How the portrait of a first-time homebuyer has changed since the stress test
The mortgage stress test, extended to uninsured mortgages in January 2018, has generated a diversity of opinions. Its proponents argue that the stress test has introduced financial discipline while not hurting prospective homebuyers. The discontents believe that the stress test has eroded the affordability of first-time homebuyers, some of whom have been forced to rent for more extended periods.
The recently released CMHC mortgage consumer survey helps unpack the arguments on the impact of the stress test. The CMHC surveyed 1,385 homebuyers across Canada who had undertaken a mortgage transaction in the past 18 months. This implies that some respondents reported on their mortgage-related experience from 2018.
An exciting feature of the survey is the distinction between first-time homebuyers, who constituted 47 per cent of the sample, and the repeat buyers representing the other 53 per cent.
The majority of the first-time homebuyers were 25 to 34 years old, compared to just 17 per cent of the repeat buyers. Also, singles accounted for almost one in four first-time homebuyers compared to one in 10 repeat buyers. Interestingly, 61 per cent of the respondents were female, suggesting an increase in home purchasing by women.
The homebuyers’ top concerns in 2019 were housing affordability, housing size and proximity to public transit. These concerns coincided with housing prices declining across Canada in 2018 as prices remained lower than the peak prices reached in either 2016 or 2017.
Many industry observers credited the stress test for the decline in prices and the erosion of housing affordability because homebuyers had to qualify at a mortgage rate approximately two percentage points higher than the contracted rate. The 2019 survey, though, presents a positive impression of the stress test among homebuyers.
The survey reported that 65 per cent of the buyers believed the stress test would “keep more Canadians from taking on a mortgage they can’t afford.” However, one in five homebuyers acquired a dwelling that did not meet their needs.
An interesting picture emerges when one compares the share of first-time homebuyers respondents in 2018 and 2019. The 2018 survey, completed in April 2018, interviewed 4,000 respondents who had undertaken a mortgage transaction in the past 12 months. This implies that most respondents in the 2018 survey would have reported on their homebuying experience before the stress test’s reach was broadened in January 2018.
Most homebuyers (56 per cent) in the 2018 survey were first-time homebuyers, but their share fell to 47 per cent in the 2019 survey.
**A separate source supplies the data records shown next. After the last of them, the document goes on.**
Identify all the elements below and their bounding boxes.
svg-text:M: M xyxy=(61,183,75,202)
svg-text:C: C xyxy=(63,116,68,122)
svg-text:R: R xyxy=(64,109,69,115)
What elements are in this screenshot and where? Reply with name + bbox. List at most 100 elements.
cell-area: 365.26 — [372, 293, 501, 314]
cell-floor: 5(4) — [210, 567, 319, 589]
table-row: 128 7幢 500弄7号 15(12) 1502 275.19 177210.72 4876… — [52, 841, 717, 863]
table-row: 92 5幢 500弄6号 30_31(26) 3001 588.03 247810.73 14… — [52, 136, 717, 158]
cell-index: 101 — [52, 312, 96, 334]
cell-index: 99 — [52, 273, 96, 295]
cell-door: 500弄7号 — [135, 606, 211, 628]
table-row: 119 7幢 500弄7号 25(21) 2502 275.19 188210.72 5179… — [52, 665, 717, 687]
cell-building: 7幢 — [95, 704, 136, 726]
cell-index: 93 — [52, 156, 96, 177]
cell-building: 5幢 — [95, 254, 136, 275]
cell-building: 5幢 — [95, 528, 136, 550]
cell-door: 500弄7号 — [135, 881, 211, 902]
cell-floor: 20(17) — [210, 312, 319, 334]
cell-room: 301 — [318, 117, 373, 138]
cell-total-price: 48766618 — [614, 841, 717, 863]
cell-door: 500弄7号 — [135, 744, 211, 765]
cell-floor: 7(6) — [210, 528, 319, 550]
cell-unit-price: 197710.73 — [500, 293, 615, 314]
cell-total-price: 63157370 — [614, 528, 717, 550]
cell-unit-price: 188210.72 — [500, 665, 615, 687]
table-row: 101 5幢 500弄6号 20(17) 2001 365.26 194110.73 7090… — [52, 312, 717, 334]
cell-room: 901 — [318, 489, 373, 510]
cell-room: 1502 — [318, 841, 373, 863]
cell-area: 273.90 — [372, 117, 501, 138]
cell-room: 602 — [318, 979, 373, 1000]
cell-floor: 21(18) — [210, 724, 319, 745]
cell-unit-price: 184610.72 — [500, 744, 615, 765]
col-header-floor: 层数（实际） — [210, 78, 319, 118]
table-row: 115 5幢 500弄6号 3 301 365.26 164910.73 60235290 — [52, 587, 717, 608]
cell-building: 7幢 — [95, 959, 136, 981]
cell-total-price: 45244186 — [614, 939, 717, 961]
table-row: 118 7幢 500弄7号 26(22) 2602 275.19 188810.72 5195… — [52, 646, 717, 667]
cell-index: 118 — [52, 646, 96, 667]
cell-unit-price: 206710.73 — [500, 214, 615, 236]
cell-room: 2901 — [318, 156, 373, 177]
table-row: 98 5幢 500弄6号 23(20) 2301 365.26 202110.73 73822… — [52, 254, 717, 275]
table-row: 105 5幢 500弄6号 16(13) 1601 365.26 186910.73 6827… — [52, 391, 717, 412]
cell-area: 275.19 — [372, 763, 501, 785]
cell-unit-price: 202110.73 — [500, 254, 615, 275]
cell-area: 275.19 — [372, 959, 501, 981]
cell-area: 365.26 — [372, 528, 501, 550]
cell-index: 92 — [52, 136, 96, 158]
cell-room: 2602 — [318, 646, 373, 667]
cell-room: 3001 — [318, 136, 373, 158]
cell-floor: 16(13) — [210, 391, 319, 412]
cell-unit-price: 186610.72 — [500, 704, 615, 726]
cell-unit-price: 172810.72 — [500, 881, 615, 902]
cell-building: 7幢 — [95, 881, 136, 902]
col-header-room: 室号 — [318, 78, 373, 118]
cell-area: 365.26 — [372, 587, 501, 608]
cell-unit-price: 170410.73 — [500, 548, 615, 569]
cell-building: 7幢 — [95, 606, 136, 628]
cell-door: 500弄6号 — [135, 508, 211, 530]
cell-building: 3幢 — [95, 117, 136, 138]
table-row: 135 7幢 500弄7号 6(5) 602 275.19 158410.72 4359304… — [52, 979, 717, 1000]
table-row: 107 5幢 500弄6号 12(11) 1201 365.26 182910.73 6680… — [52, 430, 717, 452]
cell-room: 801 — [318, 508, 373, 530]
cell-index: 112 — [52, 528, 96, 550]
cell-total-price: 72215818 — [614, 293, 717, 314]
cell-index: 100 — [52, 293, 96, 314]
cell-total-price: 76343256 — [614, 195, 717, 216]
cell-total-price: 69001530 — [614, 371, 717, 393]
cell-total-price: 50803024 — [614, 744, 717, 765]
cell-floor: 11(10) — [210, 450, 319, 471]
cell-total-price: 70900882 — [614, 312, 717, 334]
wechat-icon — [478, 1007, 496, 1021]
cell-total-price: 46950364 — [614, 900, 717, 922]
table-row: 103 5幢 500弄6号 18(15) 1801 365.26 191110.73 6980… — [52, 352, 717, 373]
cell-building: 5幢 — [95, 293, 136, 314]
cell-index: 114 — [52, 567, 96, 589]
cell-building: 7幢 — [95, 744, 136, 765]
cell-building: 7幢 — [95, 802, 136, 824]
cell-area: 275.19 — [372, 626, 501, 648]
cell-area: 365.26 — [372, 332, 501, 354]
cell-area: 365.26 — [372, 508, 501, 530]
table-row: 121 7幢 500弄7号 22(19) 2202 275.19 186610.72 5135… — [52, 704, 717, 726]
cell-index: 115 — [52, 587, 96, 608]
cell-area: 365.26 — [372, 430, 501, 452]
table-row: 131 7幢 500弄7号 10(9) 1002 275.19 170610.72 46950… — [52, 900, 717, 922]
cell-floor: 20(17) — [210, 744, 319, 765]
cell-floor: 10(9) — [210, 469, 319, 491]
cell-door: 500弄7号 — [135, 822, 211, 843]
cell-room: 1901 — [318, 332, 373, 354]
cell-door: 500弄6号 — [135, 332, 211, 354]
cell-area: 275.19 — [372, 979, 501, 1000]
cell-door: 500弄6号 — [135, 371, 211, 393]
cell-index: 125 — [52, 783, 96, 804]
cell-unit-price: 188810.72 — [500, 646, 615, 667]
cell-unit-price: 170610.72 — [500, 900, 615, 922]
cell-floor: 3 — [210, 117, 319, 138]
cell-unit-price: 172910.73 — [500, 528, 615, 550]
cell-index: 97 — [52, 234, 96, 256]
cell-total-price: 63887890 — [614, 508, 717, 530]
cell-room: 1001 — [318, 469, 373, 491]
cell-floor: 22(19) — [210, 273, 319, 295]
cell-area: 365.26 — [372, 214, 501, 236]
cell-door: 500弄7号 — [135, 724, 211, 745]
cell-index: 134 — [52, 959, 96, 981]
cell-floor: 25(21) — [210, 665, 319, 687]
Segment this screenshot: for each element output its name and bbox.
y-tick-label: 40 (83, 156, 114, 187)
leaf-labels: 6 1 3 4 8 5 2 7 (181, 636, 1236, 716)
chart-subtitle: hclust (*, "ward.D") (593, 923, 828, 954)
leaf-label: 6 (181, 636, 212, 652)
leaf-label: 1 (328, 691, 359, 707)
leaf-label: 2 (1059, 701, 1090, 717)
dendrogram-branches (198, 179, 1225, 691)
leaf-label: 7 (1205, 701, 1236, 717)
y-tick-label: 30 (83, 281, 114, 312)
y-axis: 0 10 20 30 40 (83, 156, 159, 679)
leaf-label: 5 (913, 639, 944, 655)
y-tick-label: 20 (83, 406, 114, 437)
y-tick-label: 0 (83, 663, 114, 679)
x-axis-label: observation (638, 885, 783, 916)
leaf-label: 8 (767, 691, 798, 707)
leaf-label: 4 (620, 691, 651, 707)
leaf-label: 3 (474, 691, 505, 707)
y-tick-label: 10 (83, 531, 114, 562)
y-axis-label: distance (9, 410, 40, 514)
Could it be that a decline of 16 per cent in the share of first-time homebuyers in the 2019 survey was partially due to the stress-test-induced erosion of housing affordability?
Other statistics reported in the survey are indicative of the higher affordability burdens even when housing prices had declined from the peak observed earlier.
Consider that 22 per cent of first-time homebuyers reported renting for more than ten years in the 2018 survey. Their share jumped to 31 per cent in 2019. Hence, a much larger share of first-time homebuyers, who had purchased homes in 2018-19, reported renting for more than ten years to save for a house.
Another indicator of a shift in the demographics is the share of first-time homebuyers who had rented with family and friends before buying. Interestingly, the family- and friends-assisted cohort of first-time homebuyers jumped from 28 per cent in 2018 to 44 per cent in 2019. Similarly, those first-time homebuyers who rented on their own before buying a house declined from 39 per cent in 2018 to 23 per cent in 2019.
At the same time, no fewer than 76 per cent of the respondents reported that the changes related to the stress test “had little or no impact on their decision to buy a home.” However, of the remaining 24 per cent (one in four homebuyers) affected by the stress test, some compromises were needed on the path to homeownership. Most cut back on other expenses (60 per cent), relied more on their savings (59 per cent) or bought a smaller home (52 per cent).
Whereas 47 per cent of homebuyers affected by the stress test purchased a smaller or less expensive home in 2018, a much larger share of 61 per cent reported the same in 2019.
The increase in household debt burdens, primarily because of mortgage-related debt, is also reflected in the survey. Compared to 2018, when 19 per cent of buyers reported their debt being higher than expected, the share increased to 23 per cent in 2019. Of those struggling with making regular mortgage payments, 73 per cent cited the credit card debt as the reason.
The comparative stats further revealed that buyers with less than 20 per cent of the down payment increased in 2019 compared to 2018. Furthermore, the 2019 survey found a slight increase in the share of those “who didn’t have enough saved for a larger down payment.”
CMHC’s 2019 survey of homebuying offers valuable insights on how homebuying has changed over the past few years. Though the survey periods do not permit a strict before-and-after comparison of homebuying concerning the stress test, still the indicators reported suggest that in 2019, FTHB accounted for fewer homebuyers, comprised of a larger share of those who rented for more extended periods, and their savings increasingly fell short to qualify for a mortgage.